College of Grassland Science, Nanjing Agricultural University, Nanjing, Jiangsu 210095, China.
J Genet Genomics. 2024 Jan;51(1):16-34. doi: 10.1016/j.jgg.2023.08.007. Epub 2023 Aug 28.
Soil salinization is an essential environmental stressor, threatening agricultural yield and ecological security worldwide. Saline soils accumulate excessive soluble salts which are detrimental to most plants by limiting plant growth and productivity. It is of great necessity for plants to efficiently deal with the adverse effects caused by salt stress for survival and successful reproduction. Multiple determinants of salt tolerance have been identified in plants, and the cellular and physiological mechanisms of plant salt response and adaption have been intensely characterized. Plants respond to salt stress signals and rapidly initiate signaling pathways to re-establish cellular homeostasis with adjusted growth and cellular metabolism. This review summarizes the advances in salt stress perception, signaling, and response in plants. A better understanding of plant salt resistance will contribute to improving crop performance under saline conditions using multiple engineering approaches. The rhizosphere microbiome-mediated plant salt tolerance as well as chemical priming for enhanced plant salt resistance are also discussed in this review.
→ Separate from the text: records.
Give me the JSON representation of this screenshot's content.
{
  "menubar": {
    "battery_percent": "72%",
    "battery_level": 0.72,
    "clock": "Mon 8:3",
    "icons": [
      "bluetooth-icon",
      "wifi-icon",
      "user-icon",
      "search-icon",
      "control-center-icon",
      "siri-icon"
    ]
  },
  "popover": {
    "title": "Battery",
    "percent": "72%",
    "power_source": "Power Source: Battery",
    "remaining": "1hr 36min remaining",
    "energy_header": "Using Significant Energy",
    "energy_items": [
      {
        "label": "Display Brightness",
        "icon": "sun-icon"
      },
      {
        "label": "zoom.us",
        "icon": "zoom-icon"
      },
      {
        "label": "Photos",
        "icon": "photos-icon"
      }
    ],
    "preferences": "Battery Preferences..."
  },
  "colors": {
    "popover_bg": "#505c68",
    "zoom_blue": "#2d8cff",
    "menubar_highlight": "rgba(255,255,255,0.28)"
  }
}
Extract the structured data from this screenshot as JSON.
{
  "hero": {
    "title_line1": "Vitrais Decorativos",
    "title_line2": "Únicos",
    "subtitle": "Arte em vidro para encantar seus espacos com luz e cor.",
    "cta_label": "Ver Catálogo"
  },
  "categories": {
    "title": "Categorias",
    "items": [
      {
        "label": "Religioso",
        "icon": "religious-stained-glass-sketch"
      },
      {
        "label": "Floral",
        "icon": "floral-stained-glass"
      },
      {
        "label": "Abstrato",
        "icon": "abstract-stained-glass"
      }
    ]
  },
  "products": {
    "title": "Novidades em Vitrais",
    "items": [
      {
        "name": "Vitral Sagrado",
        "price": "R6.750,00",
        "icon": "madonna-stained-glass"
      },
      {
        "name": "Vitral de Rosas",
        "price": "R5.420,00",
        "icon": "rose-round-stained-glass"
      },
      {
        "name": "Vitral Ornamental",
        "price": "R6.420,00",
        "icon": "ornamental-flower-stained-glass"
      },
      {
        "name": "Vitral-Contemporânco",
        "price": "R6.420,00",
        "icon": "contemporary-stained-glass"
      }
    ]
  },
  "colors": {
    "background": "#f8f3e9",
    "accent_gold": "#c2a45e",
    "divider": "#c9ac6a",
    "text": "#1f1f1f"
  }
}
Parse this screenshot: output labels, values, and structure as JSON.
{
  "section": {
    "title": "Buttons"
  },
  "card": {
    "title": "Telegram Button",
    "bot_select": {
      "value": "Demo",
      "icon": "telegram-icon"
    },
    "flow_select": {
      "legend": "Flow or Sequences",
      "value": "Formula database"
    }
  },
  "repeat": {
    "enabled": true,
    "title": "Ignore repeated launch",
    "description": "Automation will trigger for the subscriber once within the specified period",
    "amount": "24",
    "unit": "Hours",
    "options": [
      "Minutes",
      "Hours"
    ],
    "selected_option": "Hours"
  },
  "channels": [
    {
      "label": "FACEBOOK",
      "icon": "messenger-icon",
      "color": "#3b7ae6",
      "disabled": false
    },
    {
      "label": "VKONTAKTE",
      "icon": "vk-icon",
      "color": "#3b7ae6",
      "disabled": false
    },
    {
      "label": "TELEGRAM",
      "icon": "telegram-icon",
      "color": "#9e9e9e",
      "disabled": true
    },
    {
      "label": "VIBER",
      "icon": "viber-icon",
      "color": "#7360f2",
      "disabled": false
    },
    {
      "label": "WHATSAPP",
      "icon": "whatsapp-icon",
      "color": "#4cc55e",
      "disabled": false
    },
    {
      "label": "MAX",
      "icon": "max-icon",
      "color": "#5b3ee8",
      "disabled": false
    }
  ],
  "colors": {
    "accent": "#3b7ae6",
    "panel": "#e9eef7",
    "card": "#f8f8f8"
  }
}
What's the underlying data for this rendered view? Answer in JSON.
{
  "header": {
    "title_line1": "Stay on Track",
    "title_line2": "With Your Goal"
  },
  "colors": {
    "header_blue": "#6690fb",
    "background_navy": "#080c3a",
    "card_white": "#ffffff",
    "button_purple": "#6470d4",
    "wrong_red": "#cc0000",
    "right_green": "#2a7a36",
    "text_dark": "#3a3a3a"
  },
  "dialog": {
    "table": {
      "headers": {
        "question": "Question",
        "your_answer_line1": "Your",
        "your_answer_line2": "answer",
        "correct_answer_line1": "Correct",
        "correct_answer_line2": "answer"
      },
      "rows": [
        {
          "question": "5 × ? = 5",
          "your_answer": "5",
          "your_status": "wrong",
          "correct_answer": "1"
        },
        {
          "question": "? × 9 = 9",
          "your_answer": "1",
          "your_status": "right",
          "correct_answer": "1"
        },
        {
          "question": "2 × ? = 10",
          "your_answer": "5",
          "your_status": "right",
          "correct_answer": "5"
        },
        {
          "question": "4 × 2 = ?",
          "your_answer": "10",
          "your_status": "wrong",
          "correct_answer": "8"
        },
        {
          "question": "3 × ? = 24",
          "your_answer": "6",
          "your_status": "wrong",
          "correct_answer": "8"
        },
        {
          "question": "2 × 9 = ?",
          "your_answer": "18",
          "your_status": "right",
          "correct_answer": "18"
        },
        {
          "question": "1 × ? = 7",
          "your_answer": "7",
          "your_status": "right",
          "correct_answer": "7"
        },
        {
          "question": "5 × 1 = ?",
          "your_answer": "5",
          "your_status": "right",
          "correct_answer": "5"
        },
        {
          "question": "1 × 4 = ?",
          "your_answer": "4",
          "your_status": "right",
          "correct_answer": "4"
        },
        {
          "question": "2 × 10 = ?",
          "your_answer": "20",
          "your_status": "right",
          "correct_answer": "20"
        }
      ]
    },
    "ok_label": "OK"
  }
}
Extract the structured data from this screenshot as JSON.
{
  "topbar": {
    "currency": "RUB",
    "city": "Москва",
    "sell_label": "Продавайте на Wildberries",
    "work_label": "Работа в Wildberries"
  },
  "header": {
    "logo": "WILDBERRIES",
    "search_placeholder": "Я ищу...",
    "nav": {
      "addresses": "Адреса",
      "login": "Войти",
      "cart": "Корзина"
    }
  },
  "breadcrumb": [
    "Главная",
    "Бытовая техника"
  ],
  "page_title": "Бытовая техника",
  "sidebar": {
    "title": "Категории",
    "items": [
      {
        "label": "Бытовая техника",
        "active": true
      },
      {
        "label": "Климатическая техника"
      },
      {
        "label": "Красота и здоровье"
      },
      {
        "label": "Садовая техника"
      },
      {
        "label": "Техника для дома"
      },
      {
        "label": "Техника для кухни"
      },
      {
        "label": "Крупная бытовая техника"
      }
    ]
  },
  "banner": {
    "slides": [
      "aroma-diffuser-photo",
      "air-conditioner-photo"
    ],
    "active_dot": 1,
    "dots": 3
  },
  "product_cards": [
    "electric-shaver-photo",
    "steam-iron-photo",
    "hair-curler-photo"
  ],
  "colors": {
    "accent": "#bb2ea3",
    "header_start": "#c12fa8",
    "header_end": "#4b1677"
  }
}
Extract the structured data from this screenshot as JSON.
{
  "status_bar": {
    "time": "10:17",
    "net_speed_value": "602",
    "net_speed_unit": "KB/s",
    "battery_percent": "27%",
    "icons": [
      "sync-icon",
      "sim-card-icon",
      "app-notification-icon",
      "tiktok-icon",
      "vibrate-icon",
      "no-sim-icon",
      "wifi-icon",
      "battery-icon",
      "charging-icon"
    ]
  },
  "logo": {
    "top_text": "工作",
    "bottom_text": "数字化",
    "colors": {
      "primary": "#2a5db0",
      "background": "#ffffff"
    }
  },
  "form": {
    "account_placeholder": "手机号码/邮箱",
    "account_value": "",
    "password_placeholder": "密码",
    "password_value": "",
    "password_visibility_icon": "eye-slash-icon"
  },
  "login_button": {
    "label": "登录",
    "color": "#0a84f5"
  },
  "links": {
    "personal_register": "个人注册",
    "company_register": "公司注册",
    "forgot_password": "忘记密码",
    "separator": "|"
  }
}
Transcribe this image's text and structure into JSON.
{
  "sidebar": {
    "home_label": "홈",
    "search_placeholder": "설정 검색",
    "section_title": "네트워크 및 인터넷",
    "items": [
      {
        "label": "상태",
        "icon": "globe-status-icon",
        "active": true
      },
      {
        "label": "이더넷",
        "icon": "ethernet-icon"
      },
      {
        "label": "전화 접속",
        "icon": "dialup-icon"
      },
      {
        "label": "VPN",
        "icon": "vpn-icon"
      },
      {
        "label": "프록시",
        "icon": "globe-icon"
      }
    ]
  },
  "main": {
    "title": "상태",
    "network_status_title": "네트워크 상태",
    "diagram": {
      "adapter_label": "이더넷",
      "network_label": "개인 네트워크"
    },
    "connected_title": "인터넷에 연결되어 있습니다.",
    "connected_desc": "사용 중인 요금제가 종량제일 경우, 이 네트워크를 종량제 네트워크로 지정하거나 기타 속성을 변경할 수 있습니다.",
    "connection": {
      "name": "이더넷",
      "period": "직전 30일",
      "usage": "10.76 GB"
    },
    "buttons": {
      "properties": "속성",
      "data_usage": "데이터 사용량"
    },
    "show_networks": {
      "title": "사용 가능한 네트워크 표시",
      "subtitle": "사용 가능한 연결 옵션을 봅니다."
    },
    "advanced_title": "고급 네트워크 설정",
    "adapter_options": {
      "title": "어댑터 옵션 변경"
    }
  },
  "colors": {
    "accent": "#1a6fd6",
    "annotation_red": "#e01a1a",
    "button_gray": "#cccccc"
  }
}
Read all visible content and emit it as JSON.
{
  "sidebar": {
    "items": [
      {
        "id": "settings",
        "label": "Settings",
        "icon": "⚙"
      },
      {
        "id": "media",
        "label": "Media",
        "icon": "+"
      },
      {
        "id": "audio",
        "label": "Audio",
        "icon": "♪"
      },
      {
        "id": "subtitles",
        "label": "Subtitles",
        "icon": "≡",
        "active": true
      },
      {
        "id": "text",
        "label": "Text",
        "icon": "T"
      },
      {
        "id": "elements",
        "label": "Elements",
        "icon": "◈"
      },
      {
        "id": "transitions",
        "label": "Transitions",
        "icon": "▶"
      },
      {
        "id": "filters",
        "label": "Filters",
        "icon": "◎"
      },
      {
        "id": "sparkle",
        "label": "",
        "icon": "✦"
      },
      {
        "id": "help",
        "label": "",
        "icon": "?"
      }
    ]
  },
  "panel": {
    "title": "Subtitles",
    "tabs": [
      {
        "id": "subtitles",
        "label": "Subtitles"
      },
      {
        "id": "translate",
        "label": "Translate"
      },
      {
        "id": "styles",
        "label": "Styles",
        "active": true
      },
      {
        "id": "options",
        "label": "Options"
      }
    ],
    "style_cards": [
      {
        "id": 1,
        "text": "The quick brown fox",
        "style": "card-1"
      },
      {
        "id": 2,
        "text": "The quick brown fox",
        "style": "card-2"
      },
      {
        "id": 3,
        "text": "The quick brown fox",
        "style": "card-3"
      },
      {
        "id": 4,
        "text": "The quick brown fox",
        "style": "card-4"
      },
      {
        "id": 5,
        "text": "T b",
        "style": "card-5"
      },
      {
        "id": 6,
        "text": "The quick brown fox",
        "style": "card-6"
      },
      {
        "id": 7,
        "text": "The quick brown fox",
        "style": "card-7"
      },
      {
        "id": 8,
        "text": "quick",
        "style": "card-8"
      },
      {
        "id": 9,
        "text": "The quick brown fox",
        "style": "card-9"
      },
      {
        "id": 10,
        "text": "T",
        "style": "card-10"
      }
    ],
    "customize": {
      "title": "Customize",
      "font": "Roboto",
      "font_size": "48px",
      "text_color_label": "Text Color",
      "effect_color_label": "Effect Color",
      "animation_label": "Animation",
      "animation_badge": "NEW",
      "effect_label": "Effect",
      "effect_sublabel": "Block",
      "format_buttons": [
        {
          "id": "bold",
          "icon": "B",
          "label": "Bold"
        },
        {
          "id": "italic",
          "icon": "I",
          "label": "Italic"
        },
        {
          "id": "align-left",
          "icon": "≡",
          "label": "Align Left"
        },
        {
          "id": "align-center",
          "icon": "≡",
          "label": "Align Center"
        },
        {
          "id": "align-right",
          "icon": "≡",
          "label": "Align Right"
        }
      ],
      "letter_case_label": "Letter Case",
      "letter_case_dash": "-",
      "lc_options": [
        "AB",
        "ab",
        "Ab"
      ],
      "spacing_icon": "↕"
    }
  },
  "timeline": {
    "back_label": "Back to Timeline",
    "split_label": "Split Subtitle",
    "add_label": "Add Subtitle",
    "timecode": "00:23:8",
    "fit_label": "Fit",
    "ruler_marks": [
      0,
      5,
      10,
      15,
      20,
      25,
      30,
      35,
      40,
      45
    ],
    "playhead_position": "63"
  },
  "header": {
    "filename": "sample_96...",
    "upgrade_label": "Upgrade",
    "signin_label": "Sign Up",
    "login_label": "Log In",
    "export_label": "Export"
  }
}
土壤盐渍化是一种重要的环境胁迫因素,威胁着全球的农业产量和生态安全。盐渍土积累了过多的可溶性盐,通过限制植物生长和生产力,对大多数植物造成危害。对于植物来说,有效地应对盐胁迫造成的不利影响以生存和成功繁殖是非常必要的。在植物中已经确定了多种耐盐性决定因素,并且植物盐响应和适应的细胞和生理机制已经得到了深入的描述。植物对盐胁迫信号做出反应,并迅速启动信号通路,通过调整生长和细胞代谢来重新建立细胞内的稳态。本综述总结了植物对盐胁迫的感知、信号转导和响应的研究进展。更好地理解植物的耐盐性将有助于利用多种工程方法提高作物在盐渍条件下的性能。本文还讨论了根际微生物组介导的植物耐盐性以及化学引发提高植物耐盐性的作用。